Not only does it expedite flavor extraction, the process results in an exceptionally vibrant color and intensity of flavor, according to Asher. He notes, however, that certain infusions (like strawberry) don’t maintain the sweetness of the ripe fruit, and he suggests adding sugar to certain finished infusions, particularly when working with a liqueur, to adjust for the discrepancy. Typically, a quarter-cup of sugar per bottle will restore the liqueur’s perceived sweetness.

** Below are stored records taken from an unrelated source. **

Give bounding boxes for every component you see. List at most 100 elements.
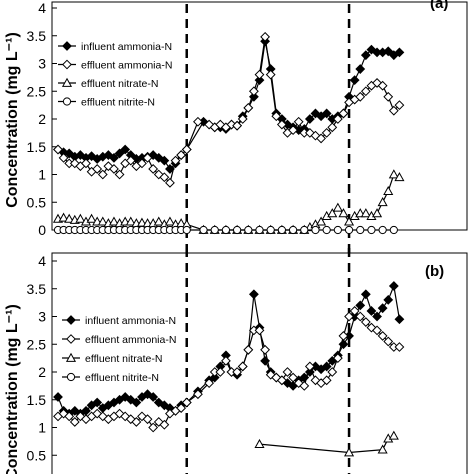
data-point: [58, 152, 69, 163]
panel-b-frame: [51, 252, 468, 474]
y-tick-label: 1.5: [27, 392, 47, 408]
data-point: [371, 208, 383, 218]
data-point: [300, 225, 309, 235]
data-point: [288, 372, 298, 383]
data-point: [304, 127, 315, 138]
y-tick-label: 3: [38, 56, 46, 72]
data-point: [226, 119, 237, 130]
data-point: [372, 325, 382, 336]
data-point: [137, 158, 147, 169]
data-point: [355, 91, 366, 102]
data-point: [316, 133, 326, 144]
data-point: [383, 46, 394, 57]
data-point: [248, 86, 259, 97]
legend-label: effluent nitrite-N: [81, 97, 155, 109]
legend-label: influent ammonia-N: [81, 41, 172, 53]
data-point: [204, 119, 215, 130]
data-point: [394, 47, 405, 58]
legend-label: effluent nitrite-N: [85, 372, 159, 384]
legend-marker: [66, 334, 76, 344]
legend-label: effluent ammonia-N: [85, 334, 176, 346]
data-point: [378, 225, 387, 235]
data-point: [333, 225, 342, 235]
legend-marker: [65, 352, 77, 362]
data-point: [321, 127, 332, 138]
legend-label: influent ammonia-N: [85, 315, 176, 327]
data-point: [233, 225, 242, 235]
legend-marker: [62, 97, 72, 106]
data-point: [277, 225, 286, 235]
data-point: [148, 392, 159, 402]
data-point: [349, 306, 360, 316]
panel-b-y-axis-label: Concentration (mg L⁻¹): [4, 304, 21, 474]
data-point: [125, 155, 136, 166]
data-point: [367, 225, 376, 235]
data-point: [349, 75, 360, 86]
y-tick-label: 2: [38, 111, 46, 127]
data-point: [377, 303, 388, 314]
data-point: [366, 306, 377, 316]
data-point: [97, 169, 108, 180]
data-point: [276, 375, 287, 386]
panel-a-legend: influent ammonia-N effluent ammonia-N effl…: [58, 41, 172, 109]
data-point: [254, 438, 265, 449]
y-tick-label: 1.5: [27, 139, 47, 155]
y-tick-label: 0.5: [27, 194, 47, 210]
data-point: [210, 225, 219, 235]
data-point: [97, 216, 108, 226]
panel-a-label: (a): [430, 0, 448, 12]
y-tick-label: 2.5: [27, 336, 47, 352]
data-point: [125, 414, 136, 425]
data-point: [232, 367, 243, 377]
data-point: [260, 344, 271, 355]
data-point: [86, 151, 97, 162]
data-point: [131, 397, 142, 408]
data-point: [316, 216, 327, 226]
data-point: [372, 311, 382, 322]
data-point: [142, 152, 153, 163]
y-tick-label: 3: [38, 309, 46, 325]
data-point: [176, 403, 187, 413]
data-point: [332, 353, 343, 364]
data-point: [388, 281, 399, 291]
data-point: [327, 208, 338, 218]
data-point: [170, 155, 181, 166]
data-point: [181, 397, 192, 408]
data-point: [58, 212, 69, 222]
panel-a-y-axis-label: Concentration (mg L⁻¹): [4, 32, 21, 208]
data-point: [109, 164, 119, 174]
data-point: [165, 164, 175, 174]
y-tick-label: 1: [38, 420, 46, 436]
data-point: [360, 317, 371, 327]
y-tick-label: 4: [38, 253, 46, 269]
data-point: [338, 108, 349, 119]
y-tick-label: 4: [38, 0, 46, 16]
panel-b-series: [53, 281, 405, 457]
data-point: [221, 355, 231, 366]
series-effluent-ammonia-n: [53, 306, 405, 433]
data-point: [377, 444, 388, 454]
data-point: [237, 114, 248, 124]
data-point: [92, 397, 103, 408]
data-point: [232, 120, 243, 131]
data-point: [248, 289, 259, 300]
data-point: [338, 208, 349, 218]
y-tick-label: 3.5: [27, 28, 47, 44]
data-point: [64, 411, 75, 422]
data-point: [271, 111, 282, 122]
data-point: [244, 225, 253, 235]
data-point: [255, 225, 264, 235]
data-point: [148, 422, 159, 433]
data-point: [153, 397, 164, 408]
data-point: [53, 392, 63, 402]
legend-marker: [66, 315, 76, 325]
data-point: [153, 216, 164, 226]
data-point: [388, 105, 399, 116]
data-point: [142, 414, 153, 425]
series-effluent-nitrate-n: [254, 430, 399, 457]
panel-a-series: [52, 31, 405, 235]
data-point: [193, 389, 203, 400]
data-point: [125, 394, 136, 405]
data-point: [182, 225, 191, 235]
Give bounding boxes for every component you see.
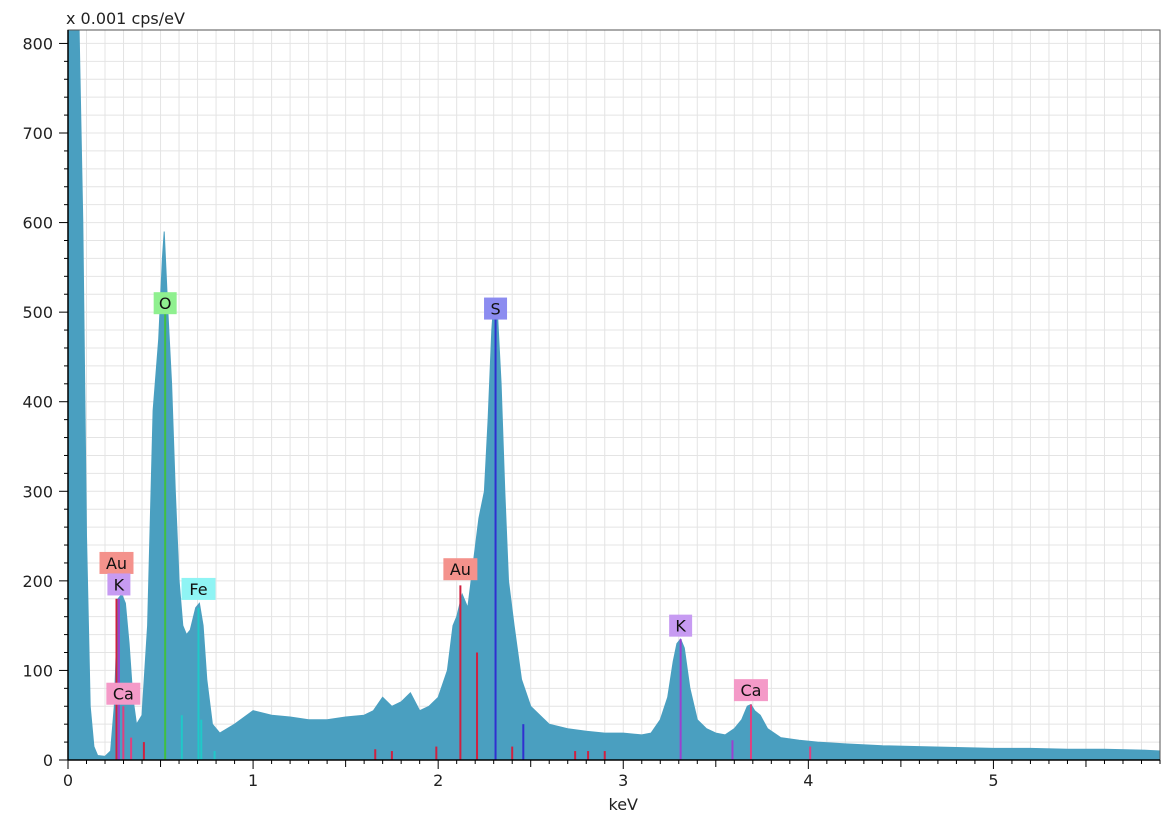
plot-background (68, 30, 1160, 760)
peak-label-box (153, 292, 177, 315)
peak-label: Au (443, 558, 478, 581)
peak-label-box (181, 577, 216, 600)
peak-label: Fe (181, 577, 216, 600)
x-axis-title: keV (609, 795, 639, 814)
y-axis-title: x 0.001 cps/eV (66, 9, 185, 28)
peak-label-text: Au (106, 554, 127, 573)
peak-label-box (484, 297, 508, 320)
peak-label-text: O (159, 294, 172, 313)
y-tick-label: 100 (22, 661, 53, 680)
peak-label-box (106, 682, 141, 705)
x-tick-label: 3 (618, 771, 628, 790)
x-tick-label: 5 (988, 771, 998, 790)
peak-label-box (669, 614, 693, 637)
peak-label: K (669, 614, 693, 637)
peak-label-box (443, 558, 478, 581)
y-tick-label: 300 (22, 482, 53, 501)
peak-labels: Au K Ca O Fe Au S K Ca (99, 292, 768, 705)
y-tick-label: 600 (22, 214, 53, 233)
y-tick-label: 500 (22, 303, 53, 322)
y-tick-label: 400 (22, 393, 53, 412)
y-tick-label: 0 (43, 751, 53, 770)
axes: 0 1 2 3 4 5 0 100 200 300 400 500 600 700 800 (22, 29, 1161, 790)
peak-label-box (733, 679, 768, 702)
grid (67, 30, 1161, 761)
peak-label-text: Fe (189, 580, 207, 599)
peak-label: Au (99, 551, 134, 574)
peak-label-text: Ca (113, 685, 134, 704)
element-lines (115, 312, 812, 760)
x-tick-label: 4 (803, 771, 813, 790)
x-tick-label: 1 (248, 771, 258, 790)
peak-label-text: K (675, 617, 686, 636)
peak-label-text: S (490, 300, 500, 319)
y-tick-label: 200 (22, 572, 53, 591)
peak-label-box (99, 551, 134, 574)
peak-label-box (107, 573, 131, 596)
peak-label-text: Ca (740, 681, 761, 700)
peak-label: O (153, 292, 177, 315)
peak-label: Ca (106, 682, 141, 705)
peak-label: S (484, 297, 508, 320)
x-tick-label: 2 (433, 771, 443, 790)
peak-label-text: K (114, 575, 125, 594)
peak-label: K (107, 573, 131, 596)
peak-label: Ca (733, 679, 768, 702)
y-tick-label: 800 (22, 34, 53, 53)
peak-label-text: Au (450, 560, 471, 579)
y-tick-label: 700 (22, 124, 53, 143)
x-tick-label: 0 (63, 771, 73, 790)
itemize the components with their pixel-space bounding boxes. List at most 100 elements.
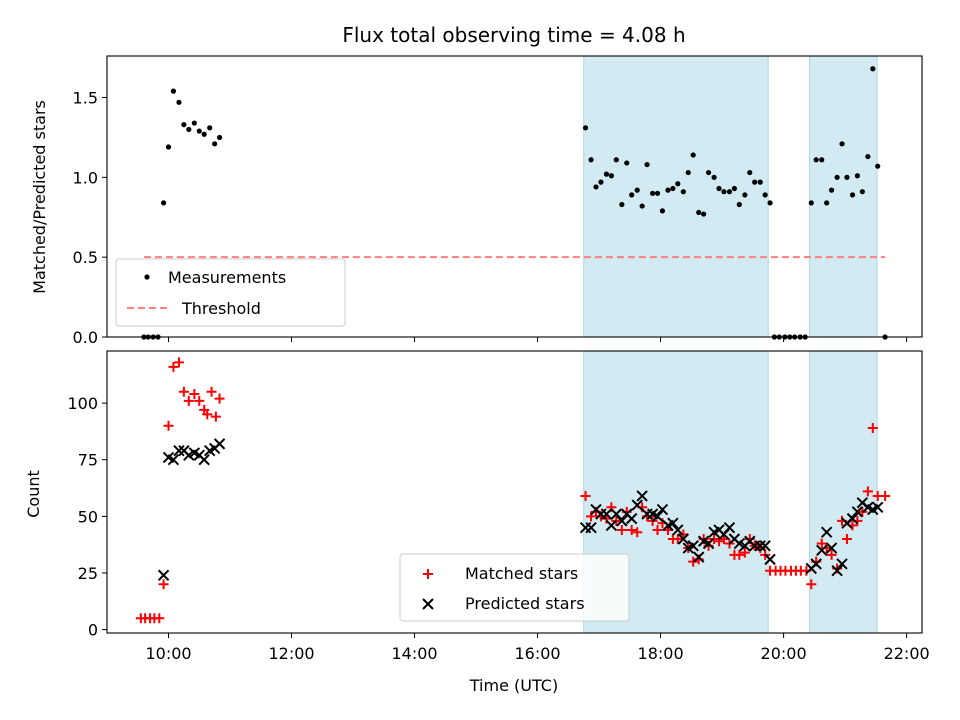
- measurement-point: [181, 122, 187, 128]
- matched-point: [688, 556, 699, 567]
- measurement-point: [201, 131, 207, 137]
- measurement-point: [870, 66, 876, 72]
- matched-point: [606, 502, 617, 513]
- predicted-point: [631, 499, 643, 511]
- measurement-point: [849, 192, 856, 198]
- predicted-point: [616, 515, 628, 527]
- y-tick-label: 50: [78, 507, 98, 526]
- matched-point: [210, 411, 221, 422]
- legend-measurements-marker: [144, 274, 150, 280]
- matched-point: [806, 579, 817, 590]
- y-tick-label: 1.5: [73, 89, 98, 108]
- predicted-point: [687, 540, 699, 552]
- predicted-point: [872, 501, 884, 513]
- measurement-point: [603, 171, 610, 177]
- measurement-point: [212, 141, 218, 147]
- matched-point: [867, 423, 878, 434]
- matched-point: [154, 613, 165, 624]
- measurement-point: [582, 125, 589, 131]
- predicted-point: [723, 521, 736, 534]
- x-tick-label: 14:00: [391, 644, 437, 663]
- matched-point: [168, 361, 179, 372]
- ratio-panel: 0.0 0.5 1.0 1.5 Measurements Threshold: [73, 55, 923, 347]
- matched-point: [709, 534, 720, 544]
- measurement-point: [670, 185, 676, 192]
- measurement-point: [854, 173, 861, 179]
- matched-point: [672, 534, 683, 544]
- measurement-point: [701, 211, 707, 217]
- measurement-point: [716, 185, 722, 192]
- measurement-point: [705, 169, 712, 176]
- legend-predicted-marker: [422, 598, 434, 610]
- shaded-span: [583, 55, 769, 338]
- matched-point: [880, 490, 891, 501]
- measurement-point: [859, 189, 865, 195]
- matched-point: [841, 534, 852, 544]
- x-tick-label: 12:00: [268, 644, 314, 663]
- x-tick-label: 20:00: [761, 644, 807, 663]
- predicted-point: [198, 454, 210, 466]
- predicted-point: [600, 508, 613, 520]
- measurement-point: [690, 152, 696, 158]
- measurement-point: [685, 169, 691, 176]
- y-tick-label: 100: [67, 394, 98, 413]
- measurement-point: [665, 187, 671, 193]
- predicted-point: [820, 526, 833, 538]
- top-y-axis-label: Matched/Predicted stars: [30, 100, 49, 294]
- measurement-point: [649, 190, 656, 196]
- predicted-point: [585, 521, 597, 534]
- measurement-point: [207, 125, 213, 131]
- measurement-point: [721, 189, 727, 195]
- matched-point: [632, 527, 643, 538]
- predicted-point: [213, 438, 226, 450]
- bottom-y-axis-label: Count: [24, 470, 43, 518]
- y-tick-label: 0.5: [73, 248, 98, 267]
- predicted-point: [846, 512, 859, 525]
- measurement-point: [742, 192, 748, 198]
- measurement-point: [619, 201, 625, 208]
- measurement-point: [726, 189, 733, 195]
- measurement-point: [659, 208, 666, 214]
- shaded-span: [808, 55, 878, 338]
- x-tick-label: 22:00: [884, 644, 930, 663]
- measurement-point: [216, 134, 223, 141]
- measurement-point: [736, 201, 742, 208]
- measurement-point: [696, 209, 702, 216]
- predicted-point: [625, 512, 638, 525]
- matched-point: [616, 524, 627, 535]
- matched-point: [586, 511, 597, 522]
- legend-matched-marker: [423, 569, 433, 579]
- measurement-point: [598, 179, 604, 185]
- matched-point: [816, 538, 827, 549]
- matched-point: [163, 420, 174, 431]
- measurement-point: [824, 200, 830, 206]
- legend-predicted-label: Predicted stars: [465, 594, 585, 613]
- measurement-point: [613, 157, 619, 163]
- measurement-point: [762, 192, 768, 198]
- legend-measurements-label: Measurements: [168, 268, 286, 287]
- predicted-point: [167, 454, 180, 466]
- predicted-point: [157, 569, 170, 581]
- matched-point: [862, 486, 873, 497]
- measurement-point: [844, 174, 850, 180]
- measurement-point: [819, 157, 825, 163]
- matched-point: [194, 395, 205, 406]
- measurement-point: [839, 141, 845, 147]
- measurement-point: [165, 144, 172, 150]
- matched-point: [652, 524, 663, 535]
- predicted-point: [816, 544, 828, 557]
- measurement-point: [767, 200, 773, 206]
- measurement-point: [828, 187, 835, 193]
- y-tick-label: 1.0: [73, 168, 98, 187]
- predicted-point: [677, 533, 690, 545]
- measurement-point: [680, 189, 686, 195]
- predicted-point: [825, 542, 838, 554]
- predicted-point: [759, 540, 771, 552]
- predicted-point: [656, 503, 669, 516]
- y-tick-label: 0: [88, 621, 98, 640]
- matched-point: [734, 549, 745, 560]
- legend-matched-label: Matched stars: [465, 564, 578, 583]
- predicted-point: [702, 537, 715, 550]
- legend-box: [115, 258, 346, 327]
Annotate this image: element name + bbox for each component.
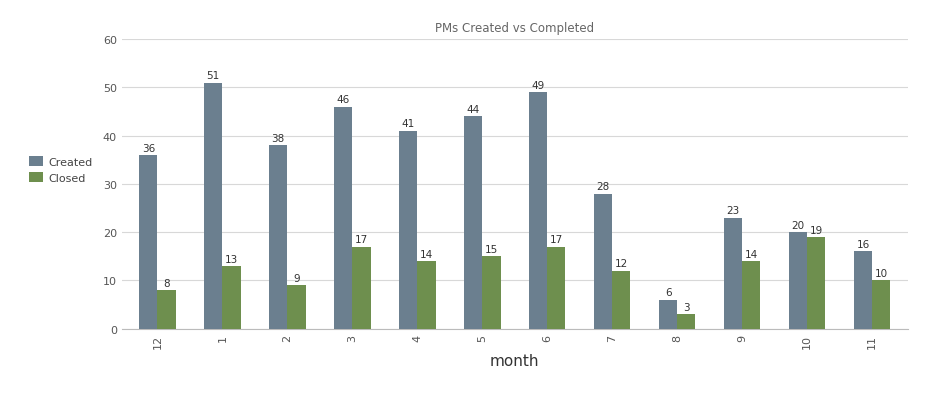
Bar <box>270 146 287 329</box>
X-axis label: month: month <box>490 353 539 368</box>
Text: 3: 3 <box>683 302 690 312</box>
Bar <box>529 93 548 329</box>
Text: 10: 10 <box>875 268 888 278</box>
Bar <box>854 252 872 329</box>
Text: 17: 17 <box>355 235 368 245</box>
Text: 41: 41 <box>402 119 415 129</box>
Text: 38: 38 <box>271 134 285 144</box>
Bar <box>352 247 371 329</box>
Text: 15: 15 <box>485 244 498 254</box>
Text: 14: 14 <box>420 249 433 259</box>
Text: 23: 23 <box>726 206 739 216</box>
Text: 46: 46 <box>337 95 350 105</box>
Bar <box>399 132 417 329</box>
Bar <box>334 107 352 329</box>
Text: 19: 19 <box>810 225 823 235</box>
Text: 6: 6 <box>665 288 671 298</box>
Bar <box>789 233 807 329</box>
Bar <box>223 266 241 329</box>
Bar <box>548 247 565 329</box>
Bar <box>872 281 890 329</box>
Bar <box>204 83 223 329</box>
Text: 49: 49 <box>532 81 545 91</box>
Bar <box>724 218 742 329</box>
Bar <box>594 194 612 329</box>
Bar <box>659 300 678 329</box>
Text: 44: 44 <box>466 105 480 115</box>
Text: 8: 8 <box>163 278 169 288</box>
Text: 51: 51 <box>207 71 220 81</box>
Text: 13: 13 <box>225 254 238 264</box>
Bar <box>678 314 695 329</box>
Bar <box>807 237 826 329</box>
Bar <box>612 271 631 329</box>
Bar <box>742 261 760 329</box>
Bar <box>157 290 176 329</box>
Bar <box>417 261 435 329</box>
Text: 9: 9 <box>293 273 300 283</box>
Text: 20: 20 <box>792 220 805 230</box>
Text: 28: 28 <box>596 182 609 192</box>
Bar <box>482 257 501 329</box>
Text: 36: 36 <box>141 143 155 153</box>
Bar <box>139 156 157 329</box>
Text: 14: 14 <box>745 249 758 259</box>
Text: 17: 17 <box>549 235 563 245</box>
Bar <box>464 117 482 329</box>
Bar <box>287 286 305 329</box>
Title: PMs Created vs Completed: PMs Created vs Completed <box>435 22 594 35</box>
Legend: Created, Closed: Created, Closed <box>25 152 97 188</box>
Text: 16: 16 <box>856 239 870 249</box>
Text: 12: 12 <box>615 259 628 269</box>
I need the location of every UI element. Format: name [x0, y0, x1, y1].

To date, Asher has used the jacking technique to make a strawberry-infused Fernet-Branca to add complexity to a Daiquiri variation; a raspberry-infused gin for a modified Clover Club; a blueberry-flavored vodka for a yogurt-based lassi-style drink; and mango-infused rum for a tiki cocktail previously featured at UnderTow.

Of course, the technique has its limits. For example, frozen vegetables and herbs do not translate into a straightforward flavor extraction. “When you freeze herbs, they have this tea-like aroma afterwards, almost a little musty,” says Asher, who advises sticking to freshly muddled mint for Mojitos.

But jacked spirits can be worthy standalone specimens, too. Asher points, in particular, to a pineapple-jacked St. George Terroir gin he made to shore up a Pendennis riff served at Century Grand shortly before it closed for the pandemic. As Asher remembers: “That one was so good you could drink it by itself.”